When CEOs resign from the family business

When CEOs resign from the family business

Family businesses and, more in general, companies where the founder has an important interest and the company continues to run are excellent investments. There are indications that companies are owned by the long -term ownership and family businesses. But founders and family CEOs do not live forever, so what happens when they resign and hand over the reins to someone else?

In essence, there are three possible paths ahead for people who run a family business and want to retire. They can (i) name another family member as CEO (usually a child), (ii) appoint a professional CEO that is not connected to the family, or (iii) appoint a placeholder CEO that will manage the company until another family member is ready to take the role as a CEO.

A New study Focused on these placeholder CEOs but presented results for all three options. The authors of the study have investigated all listed companies worldwide since 1949 and identified around 55,000 family businesses, of which about 13,000 were run at a certain moment by a non-family CEO.

Then they looked at the transition from a CEO of a family member to the next CEO. They compared the performance of the family business in the two years before the transition with the two years after the transition. The graph below shows the differences in efficiency on assets (ROA), revenue growth and employment growth, depending on the type of CEO that it takes over.

Follow -up performance

Source: Amore et al. (2024)

The first to be noted is that if the CEO family hands over to another family member, all statistics have a tendency to take on average. Profitability and revenue growth are both increasing and employment growth. This indicates the common trope that in many cases the son or daughter is not as competent as the father or mother, and therefore at every generation the company drops a little more. It is what is known in the asset management space as ‘shirtsleeves to shirtsleeves in three generations’.

However, CEOs for temporary indications are even worse for the company, although these differences are not statistically significant. However, one must ask yourself whether the results have some truth. What motivation should a Plaire -CEOo do good work for shareholders in the long term? The incentives for a placeholder CEO are intrinsically oriented in the short term, so he or she will probably manage the company for short -term profit instead of long -term growth.
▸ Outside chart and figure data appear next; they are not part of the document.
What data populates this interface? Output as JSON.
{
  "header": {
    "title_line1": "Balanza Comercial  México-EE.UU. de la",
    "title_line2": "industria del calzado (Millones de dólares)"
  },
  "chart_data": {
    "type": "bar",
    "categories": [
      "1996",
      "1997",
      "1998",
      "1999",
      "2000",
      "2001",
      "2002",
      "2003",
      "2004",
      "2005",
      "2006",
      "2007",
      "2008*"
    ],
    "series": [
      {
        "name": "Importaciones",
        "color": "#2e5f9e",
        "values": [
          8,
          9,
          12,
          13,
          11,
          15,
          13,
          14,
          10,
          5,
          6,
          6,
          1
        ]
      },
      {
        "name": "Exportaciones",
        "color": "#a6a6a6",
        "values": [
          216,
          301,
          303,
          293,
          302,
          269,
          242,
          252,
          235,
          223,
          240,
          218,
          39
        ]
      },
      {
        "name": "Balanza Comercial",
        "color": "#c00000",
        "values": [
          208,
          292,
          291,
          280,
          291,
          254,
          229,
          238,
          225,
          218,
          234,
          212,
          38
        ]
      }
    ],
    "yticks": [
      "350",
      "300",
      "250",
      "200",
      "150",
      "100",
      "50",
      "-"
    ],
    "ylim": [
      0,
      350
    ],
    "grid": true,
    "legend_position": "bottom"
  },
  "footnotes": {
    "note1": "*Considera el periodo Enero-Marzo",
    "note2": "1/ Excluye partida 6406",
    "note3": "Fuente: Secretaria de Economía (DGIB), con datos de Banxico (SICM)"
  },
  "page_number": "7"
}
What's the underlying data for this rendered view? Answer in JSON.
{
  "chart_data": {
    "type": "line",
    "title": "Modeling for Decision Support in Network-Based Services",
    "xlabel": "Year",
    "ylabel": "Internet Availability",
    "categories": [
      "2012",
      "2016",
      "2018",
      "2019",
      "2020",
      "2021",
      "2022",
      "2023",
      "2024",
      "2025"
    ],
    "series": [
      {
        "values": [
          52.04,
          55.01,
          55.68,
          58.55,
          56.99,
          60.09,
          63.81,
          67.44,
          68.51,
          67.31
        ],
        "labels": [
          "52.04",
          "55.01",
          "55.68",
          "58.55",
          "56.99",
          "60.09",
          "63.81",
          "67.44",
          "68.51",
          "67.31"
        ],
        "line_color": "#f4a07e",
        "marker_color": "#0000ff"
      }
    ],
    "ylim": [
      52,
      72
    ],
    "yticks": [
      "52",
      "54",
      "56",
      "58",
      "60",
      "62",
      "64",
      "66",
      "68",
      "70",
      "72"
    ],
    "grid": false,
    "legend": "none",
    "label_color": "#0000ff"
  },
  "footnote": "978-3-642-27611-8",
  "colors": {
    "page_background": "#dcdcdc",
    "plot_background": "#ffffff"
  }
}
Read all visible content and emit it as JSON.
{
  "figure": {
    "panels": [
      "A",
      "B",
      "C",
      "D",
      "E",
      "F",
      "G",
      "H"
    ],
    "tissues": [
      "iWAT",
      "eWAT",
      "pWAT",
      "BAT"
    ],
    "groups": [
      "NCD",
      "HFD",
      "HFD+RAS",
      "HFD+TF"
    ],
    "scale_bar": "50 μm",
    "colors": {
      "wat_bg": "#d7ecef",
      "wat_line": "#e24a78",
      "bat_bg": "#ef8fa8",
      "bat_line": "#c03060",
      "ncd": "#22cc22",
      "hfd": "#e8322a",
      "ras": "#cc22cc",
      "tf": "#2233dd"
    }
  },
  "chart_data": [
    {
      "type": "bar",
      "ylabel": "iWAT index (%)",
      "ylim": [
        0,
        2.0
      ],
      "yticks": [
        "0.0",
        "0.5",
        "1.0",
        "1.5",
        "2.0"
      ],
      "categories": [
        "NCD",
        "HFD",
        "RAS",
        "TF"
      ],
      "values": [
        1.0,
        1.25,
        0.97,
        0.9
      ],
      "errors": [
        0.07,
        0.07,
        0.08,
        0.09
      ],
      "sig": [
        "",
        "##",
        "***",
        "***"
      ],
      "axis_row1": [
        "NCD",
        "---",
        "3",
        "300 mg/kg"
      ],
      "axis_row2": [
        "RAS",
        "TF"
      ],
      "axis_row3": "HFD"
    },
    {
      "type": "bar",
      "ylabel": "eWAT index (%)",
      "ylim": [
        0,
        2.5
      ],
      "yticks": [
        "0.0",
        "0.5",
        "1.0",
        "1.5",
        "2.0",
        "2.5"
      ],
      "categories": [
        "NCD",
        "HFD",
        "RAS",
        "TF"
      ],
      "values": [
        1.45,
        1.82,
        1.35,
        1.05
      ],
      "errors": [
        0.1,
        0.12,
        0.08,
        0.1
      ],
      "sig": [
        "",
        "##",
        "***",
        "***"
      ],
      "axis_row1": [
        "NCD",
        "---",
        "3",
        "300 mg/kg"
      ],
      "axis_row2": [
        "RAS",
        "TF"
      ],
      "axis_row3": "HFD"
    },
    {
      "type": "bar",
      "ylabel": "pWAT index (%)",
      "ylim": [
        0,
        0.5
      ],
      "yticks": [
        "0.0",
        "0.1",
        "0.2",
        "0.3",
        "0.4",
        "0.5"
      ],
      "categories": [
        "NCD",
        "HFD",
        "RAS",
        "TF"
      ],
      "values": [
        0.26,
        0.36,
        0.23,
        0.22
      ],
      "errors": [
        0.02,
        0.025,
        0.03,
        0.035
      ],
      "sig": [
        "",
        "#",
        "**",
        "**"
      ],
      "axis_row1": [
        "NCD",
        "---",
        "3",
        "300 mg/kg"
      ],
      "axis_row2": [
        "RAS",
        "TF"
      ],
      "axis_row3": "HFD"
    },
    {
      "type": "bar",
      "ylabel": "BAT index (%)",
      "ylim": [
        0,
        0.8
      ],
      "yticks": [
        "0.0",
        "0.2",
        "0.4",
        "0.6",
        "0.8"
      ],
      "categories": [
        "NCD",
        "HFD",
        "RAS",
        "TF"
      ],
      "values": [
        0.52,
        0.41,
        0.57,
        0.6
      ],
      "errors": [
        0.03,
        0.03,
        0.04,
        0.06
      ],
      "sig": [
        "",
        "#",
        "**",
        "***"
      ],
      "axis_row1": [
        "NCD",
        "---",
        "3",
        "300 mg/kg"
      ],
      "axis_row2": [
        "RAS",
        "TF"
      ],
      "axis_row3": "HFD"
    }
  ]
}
However, note that a professional CEO that is not connected to the family improves the company on average in all three statistics. And these improvements are statistically significant. It is not necessarily a CEO that has been brought in from outside the company. It can also be an internal promotion for the CFO, COO or other senior managers who are familiar with the company. The study cannot distinguish between CEOs that come from outside or are promoted internally. What the key is, however, is to professionalize the leadership of the company and to ensure that people with the best qualifications to run the company are in charge, regardless of whether they share some of the family’s genes or not.